It’s hot. I’m annoyed at the people wearing too much. Girls in long slip dresses walking their dogs wearing knee-high cowboy boots of fake leather make my shins sweat just looking at them. I passed a short woman with a gymnast’s build yesterday walking down Essex in the full sun wearing a sports bra, long leggings, and a nylon bomber with her fists stuffed into the pockets. She didn’t even have the dignity to show her discomfort on her face. She looked fine. But her jacket was unacceptable. It was 90 degrees—a downtown NYC in July 90.
I stepped out today in an appropriate ensemble (shorts, tank, sandals). The wind was blowing. Storms were supposed to come later. They haven’t yet. But the wind blows upwards of ninety degrees, like heat escaping an oven. It’s just more heat that moves. And the trees sway and it sounds like fall but the leaves are all green. I feel a little bit of an itch for fall, but it’s full summer and it’s full heat and it feels even hotter than it is, even though the sky is a sparkling blue and the air looks clear. I’ve closed every window in my apartment to keep it cool and it does; cool and stuffy. It smells a little like sleep. Like this morning’s coffee. When the windows are open, the rooms smell sweet, like flowers.
I’m sitting alone on a bench at the wine bar. It’s a pretentious kind of place but it’s all I have access to and it’s too hot to explore any further. One glass costs more than a bottle should. No table service. This is the way things are: overpriced, aesthetic and shallow, impractical and stuffy. But here I am. I guess there is something I like about being here alone. Like I’m not really a patron, just an observer disguised as one, here just to judge.

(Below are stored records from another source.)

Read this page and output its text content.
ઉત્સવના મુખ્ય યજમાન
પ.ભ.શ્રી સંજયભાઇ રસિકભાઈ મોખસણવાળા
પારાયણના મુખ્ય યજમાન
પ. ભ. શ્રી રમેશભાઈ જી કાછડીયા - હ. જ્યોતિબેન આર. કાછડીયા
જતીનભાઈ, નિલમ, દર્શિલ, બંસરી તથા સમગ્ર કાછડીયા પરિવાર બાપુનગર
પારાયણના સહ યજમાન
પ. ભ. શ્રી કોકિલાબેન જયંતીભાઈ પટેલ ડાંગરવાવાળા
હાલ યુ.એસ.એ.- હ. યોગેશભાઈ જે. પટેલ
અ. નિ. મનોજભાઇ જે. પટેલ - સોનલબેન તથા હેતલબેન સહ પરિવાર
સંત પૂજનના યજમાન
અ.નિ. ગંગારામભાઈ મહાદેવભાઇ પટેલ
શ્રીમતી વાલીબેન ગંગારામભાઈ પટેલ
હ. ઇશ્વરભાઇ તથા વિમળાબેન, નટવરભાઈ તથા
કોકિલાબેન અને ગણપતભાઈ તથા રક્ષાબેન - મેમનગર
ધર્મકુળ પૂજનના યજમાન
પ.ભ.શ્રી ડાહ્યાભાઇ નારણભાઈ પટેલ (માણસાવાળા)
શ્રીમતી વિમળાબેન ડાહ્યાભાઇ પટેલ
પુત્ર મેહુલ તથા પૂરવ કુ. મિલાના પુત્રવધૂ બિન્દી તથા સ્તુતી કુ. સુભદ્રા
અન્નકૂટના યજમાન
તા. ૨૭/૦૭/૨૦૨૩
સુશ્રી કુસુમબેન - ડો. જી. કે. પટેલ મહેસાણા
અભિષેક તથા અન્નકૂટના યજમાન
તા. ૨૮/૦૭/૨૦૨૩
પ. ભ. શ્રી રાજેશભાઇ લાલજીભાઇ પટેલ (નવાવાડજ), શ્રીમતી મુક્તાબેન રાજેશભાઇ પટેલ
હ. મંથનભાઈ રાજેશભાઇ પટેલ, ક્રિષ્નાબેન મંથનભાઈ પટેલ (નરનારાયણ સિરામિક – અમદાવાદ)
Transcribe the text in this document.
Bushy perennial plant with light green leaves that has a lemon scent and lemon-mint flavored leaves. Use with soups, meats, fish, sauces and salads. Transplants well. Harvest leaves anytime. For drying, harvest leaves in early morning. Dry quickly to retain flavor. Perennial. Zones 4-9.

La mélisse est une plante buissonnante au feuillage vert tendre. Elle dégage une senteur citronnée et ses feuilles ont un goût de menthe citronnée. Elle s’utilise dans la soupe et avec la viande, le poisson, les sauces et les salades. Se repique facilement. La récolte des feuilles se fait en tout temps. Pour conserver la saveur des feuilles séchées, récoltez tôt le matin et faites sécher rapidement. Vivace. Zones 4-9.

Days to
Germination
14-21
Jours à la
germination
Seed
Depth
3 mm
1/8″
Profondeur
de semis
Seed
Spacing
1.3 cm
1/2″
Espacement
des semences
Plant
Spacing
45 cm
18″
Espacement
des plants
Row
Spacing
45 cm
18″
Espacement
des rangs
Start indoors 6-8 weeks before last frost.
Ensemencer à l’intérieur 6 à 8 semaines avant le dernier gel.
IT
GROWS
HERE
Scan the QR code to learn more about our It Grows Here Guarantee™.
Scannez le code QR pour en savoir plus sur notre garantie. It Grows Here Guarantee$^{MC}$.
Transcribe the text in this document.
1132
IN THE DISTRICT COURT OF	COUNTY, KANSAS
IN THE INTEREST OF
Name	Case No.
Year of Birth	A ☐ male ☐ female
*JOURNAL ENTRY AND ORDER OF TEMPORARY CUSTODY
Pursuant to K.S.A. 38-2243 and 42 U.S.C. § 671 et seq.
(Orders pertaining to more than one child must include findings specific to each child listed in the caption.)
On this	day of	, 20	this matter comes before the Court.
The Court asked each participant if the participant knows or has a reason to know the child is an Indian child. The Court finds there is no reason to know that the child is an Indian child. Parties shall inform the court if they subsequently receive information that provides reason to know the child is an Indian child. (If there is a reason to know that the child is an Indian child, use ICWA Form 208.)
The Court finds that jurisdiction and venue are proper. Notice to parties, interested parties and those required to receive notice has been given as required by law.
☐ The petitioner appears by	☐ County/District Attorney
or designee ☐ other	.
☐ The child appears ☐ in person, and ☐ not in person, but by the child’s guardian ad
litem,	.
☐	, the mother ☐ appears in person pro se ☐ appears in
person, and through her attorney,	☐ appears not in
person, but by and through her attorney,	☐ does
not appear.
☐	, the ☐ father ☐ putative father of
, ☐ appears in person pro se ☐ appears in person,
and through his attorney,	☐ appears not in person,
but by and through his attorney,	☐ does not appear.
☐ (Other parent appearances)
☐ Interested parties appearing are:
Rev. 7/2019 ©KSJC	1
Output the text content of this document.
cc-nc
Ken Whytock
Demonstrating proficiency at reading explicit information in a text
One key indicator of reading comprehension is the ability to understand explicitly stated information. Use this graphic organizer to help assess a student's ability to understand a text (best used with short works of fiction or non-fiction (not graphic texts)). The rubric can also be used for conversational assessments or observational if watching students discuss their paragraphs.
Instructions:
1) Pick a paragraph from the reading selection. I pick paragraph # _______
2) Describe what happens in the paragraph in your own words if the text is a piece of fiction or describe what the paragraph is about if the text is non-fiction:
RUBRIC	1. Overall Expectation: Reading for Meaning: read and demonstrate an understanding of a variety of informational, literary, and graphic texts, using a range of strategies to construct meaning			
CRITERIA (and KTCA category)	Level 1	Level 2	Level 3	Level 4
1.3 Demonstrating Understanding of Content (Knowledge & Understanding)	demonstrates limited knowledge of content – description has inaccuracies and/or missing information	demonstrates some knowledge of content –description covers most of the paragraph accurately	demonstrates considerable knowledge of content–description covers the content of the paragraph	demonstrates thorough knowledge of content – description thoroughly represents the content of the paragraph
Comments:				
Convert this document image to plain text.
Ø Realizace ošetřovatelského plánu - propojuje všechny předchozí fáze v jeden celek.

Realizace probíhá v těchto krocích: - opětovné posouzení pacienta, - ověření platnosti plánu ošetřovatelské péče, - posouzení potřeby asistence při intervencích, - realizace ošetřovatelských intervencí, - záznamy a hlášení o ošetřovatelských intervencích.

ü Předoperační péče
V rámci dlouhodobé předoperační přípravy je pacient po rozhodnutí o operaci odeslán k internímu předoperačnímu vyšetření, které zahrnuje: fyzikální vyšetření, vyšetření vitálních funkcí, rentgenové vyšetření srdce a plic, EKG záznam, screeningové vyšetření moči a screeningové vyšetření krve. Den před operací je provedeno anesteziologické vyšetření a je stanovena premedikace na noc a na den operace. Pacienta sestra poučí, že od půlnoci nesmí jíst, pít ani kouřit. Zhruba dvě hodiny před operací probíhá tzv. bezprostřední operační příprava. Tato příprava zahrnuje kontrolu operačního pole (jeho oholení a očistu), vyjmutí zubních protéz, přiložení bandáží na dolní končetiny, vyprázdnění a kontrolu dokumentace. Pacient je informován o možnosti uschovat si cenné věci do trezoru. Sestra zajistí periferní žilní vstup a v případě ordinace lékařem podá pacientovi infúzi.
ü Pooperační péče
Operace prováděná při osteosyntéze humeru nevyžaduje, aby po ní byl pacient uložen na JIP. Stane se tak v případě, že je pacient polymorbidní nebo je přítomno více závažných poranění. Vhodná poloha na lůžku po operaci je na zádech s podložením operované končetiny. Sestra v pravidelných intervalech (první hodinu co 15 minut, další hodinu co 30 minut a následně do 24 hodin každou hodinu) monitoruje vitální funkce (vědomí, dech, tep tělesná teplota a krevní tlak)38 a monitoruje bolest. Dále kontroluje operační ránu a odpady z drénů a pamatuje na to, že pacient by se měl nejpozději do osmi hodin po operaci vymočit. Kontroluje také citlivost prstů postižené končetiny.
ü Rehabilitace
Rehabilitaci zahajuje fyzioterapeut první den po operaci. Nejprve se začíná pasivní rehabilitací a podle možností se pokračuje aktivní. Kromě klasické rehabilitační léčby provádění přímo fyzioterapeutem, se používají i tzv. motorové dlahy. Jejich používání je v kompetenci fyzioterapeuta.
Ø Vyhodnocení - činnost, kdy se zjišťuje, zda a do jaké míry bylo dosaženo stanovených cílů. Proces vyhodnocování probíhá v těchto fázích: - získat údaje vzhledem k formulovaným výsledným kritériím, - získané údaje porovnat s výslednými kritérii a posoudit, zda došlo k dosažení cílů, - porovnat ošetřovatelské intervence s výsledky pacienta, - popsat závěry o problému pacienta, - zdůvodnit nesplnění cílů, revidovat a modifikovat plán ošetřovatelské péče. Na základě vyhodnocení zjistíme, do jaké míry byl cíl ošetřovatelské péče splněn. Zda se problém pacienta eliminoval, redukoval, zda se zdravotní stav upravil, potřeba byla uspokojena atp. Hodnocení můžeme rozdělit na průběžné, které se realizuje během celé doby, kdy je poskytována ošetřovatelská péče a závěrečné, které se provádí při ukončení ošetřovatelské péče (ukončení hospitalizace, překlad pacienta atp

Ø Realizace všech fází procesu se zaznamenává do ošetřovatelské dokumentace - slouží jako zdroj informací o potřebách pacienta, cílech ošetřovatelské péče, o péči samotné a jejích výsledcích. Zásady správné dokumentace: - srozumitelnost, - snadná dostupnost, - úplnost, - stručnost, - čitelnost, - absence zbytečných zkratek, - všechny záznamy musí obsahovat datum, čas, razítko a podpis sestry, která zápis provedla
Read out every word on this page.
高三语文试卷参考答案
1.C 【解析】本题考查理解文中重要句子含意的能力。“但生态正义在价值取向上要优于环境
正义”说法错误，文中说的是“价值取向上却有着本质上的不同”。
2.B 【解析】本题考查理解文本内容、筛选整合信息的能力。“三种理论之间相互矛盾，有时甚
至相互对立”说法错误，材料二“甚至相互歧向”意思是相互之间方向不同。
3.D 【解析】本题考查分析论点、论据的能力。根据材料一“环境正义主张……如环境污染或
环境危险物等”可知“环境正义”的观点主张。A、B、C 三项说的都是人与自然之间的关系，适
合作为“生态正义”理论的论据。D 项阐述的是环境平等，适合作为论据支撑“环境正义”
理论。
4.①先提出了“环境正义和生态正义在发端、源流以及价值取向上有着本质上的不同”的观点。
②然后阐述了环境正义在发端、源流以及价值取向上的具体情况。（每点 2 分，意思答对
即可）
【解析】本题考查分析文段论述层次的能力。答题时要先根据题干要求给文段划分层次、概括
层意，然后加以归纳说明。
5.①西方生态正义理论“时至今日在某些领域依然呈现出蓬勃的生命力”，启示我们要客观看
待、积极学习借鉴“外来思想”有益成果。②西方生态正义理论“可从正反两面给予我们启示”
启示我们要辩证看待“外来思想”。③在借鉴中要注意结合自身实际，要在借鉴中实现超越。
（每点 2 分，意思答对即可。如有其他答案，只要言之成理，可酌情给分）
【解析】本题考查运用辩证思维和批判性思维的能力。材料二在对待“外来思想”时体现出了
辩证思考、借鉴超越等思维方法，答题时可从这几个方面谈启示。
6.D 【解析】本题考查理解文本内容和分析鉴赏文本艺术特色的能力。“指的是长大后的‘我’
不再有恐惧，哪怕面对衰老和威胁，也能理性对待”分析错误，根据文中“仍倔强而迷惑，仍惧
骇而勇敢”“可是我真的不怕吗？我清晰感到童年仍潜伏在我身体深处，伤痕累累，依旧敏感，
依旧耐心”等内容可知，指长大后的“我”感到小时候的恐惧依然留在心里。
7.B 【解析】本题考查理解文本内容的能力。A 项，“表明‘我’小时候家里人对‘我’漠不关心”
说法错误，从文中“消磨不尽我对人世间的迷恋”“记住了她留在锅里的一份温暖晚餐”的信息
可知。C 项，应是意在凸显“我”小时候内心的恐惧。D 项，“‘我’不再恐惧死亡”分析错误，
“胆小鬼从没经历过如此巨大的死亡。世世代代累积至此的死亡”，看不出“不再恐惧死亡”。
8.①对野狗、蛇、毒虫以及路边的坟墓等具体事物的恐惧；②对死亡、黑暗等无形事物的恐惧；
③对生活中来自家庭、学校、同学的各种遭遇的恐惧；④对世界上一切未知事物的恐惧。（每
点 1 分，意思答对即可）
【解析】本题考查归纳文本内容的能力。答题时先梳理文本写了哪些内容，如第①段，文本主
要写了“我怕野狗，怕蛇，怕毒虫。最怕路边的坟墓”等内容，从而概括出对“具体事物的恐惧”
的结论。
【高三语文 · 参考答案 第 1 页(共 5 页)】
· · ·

I figure I’d have to be richer, sluttier, younger, or at least more energetic not to think New York is boring this time of year. People come visit from better places and can’t believe how great this city is, and that always catches me off guard. Don’t you know that where you came from is far greater? That sounds cynical. Maybe it is. Maybe I just need to take an elevator and find a better view. I live on a tree-lined street and I can never see the sky very well. I’m not complaining. It’s just that I’m always walking through the same park down the street, or looking out my window on the third floor. Maybe I need a 65th floor view-scape. Maybe I need a bigger park. Maybe I need a different wine bar. This boredom though, I think it fuels me. It makes me contemplate things I usually don’t. Nothing deep—I just start to notice things I wouldn’t have otherwise. I’d give you an example but now my mind is a blank. I’ll try again soon.